Cette enquête ethnographique porte sur la co-construction des politiques environnementales équatoriennes par les agents de l’État et les employé·es de la coopération internationale. Afin de comprendre la formation de ce secteur récent et internationalisé et les implications qu’elle induit en termes d’action publique, j’analyse les trajectoires et les pratiques quotidiennes de ses professionnel.les. Dans un premier temps, je décris leurs formations et leurs parcours, tant à Quito qu’au niveau provincial, et mets en évidence une socialisation professionnelle commune et des carrières croisées, que l’employeur soit une institution équatorienne ou un organisme international. Dans un second temps, je retrace le processus d’invisibilisation de l’international qui caractérise ce secteur, et ses conséquences sur les pratiques des acteurs, marquées par une internalisation de l’international, révélant ainsi la généralisation du fonctionnement par projet et de pratiques participatives normatives pourtant présentées comme neutres.

Louise Rebeyrolle
doctorante en science politique à l’IHEAL (Institut des hautes études de l’Amérique latine), Université Sorbonne Nouvelle Paris 3, et au Creda (Centre de recherche et de documentation des Amériques).
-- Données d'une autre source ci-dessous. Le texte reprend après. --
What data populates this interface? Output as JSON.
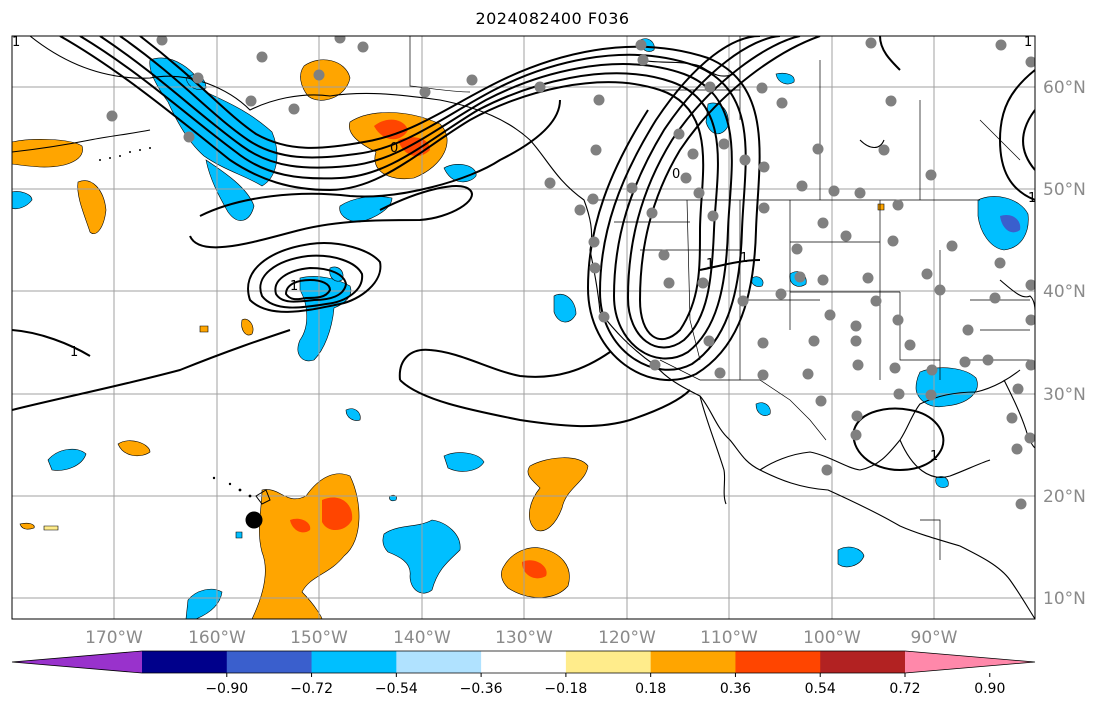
{
  "title": "2024082400 F036",
  "map": {
    "longitude_labels": [
      "170°W",
      "160°W",
      "150°W",
      "140°W",
      "130°W",
      "120°W",
      "110°W",
      "100°W",
      "90°W"
    ],
    "latitude_labels": [
      "60°N",
      "50°N",
      "40°N",
      "30°N",
      "20°N",
      "10°N"
    ],
    "contour_labels": [
      "1",
      "1",
      "1",
      "1",
      "0",
      "0",
      "1",
      "1",
      "1",
      "1"
    ],
    "station_markers": "gray",
    "highlight_marker": "black"
  },
  "colorbar": {
    "tick_labels": [
      "−0.90",
      "−0.72",
      "−0.54",
      "−0.36",
      "−0.18",
      "0.18",
      "0.36",
      "0.54",
      "0.72",
      "0.90"
    ],
    "colors": [
      "#9932cc",
      "#00008b",
      "#3a5fcd",
      "#00bfff",
      "#b0e2ff",
      "#ffffff",
      "#ffec8b",
      "#ffa500",
      "#ff4500",
      "#b22222",
      "#ff88aa"
    ]
  }
}
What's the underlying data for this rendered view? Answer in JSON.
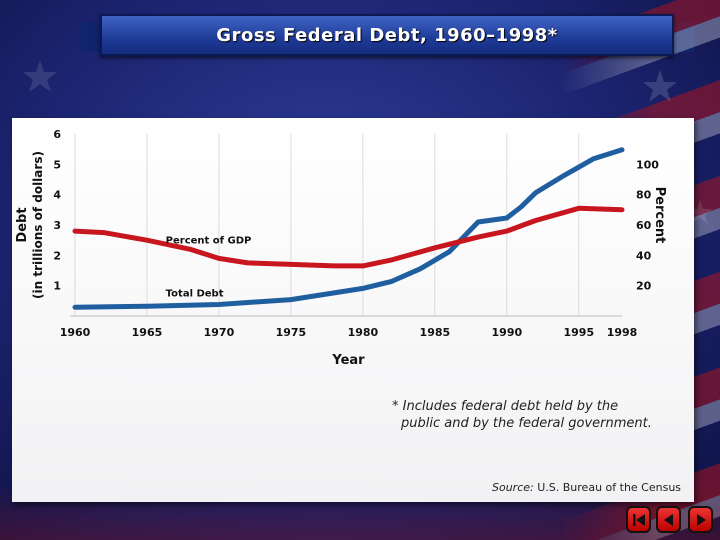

Elle a également été chercheure associée en 2018 à la Flacso Sede Ecuador au Département des affaires publiques. Sa thèse porte sur les processus de formation de l’État et de fonctionnement quotidien des administrations au contact d’organismes internationaux dans le secteur environnemental équatorien. Elle a publié « Amis à l’ONU, ennemis politiques en Équateur. Les stratégies d’alliance au prisme de la question environnementale (2006-2016) », Cahiers des Amériques latines (92, 2019, p. 177-195).
louiserebeyrolle@live.fr
Cette publication est la plus récente de l'auteur sur Cairn.info.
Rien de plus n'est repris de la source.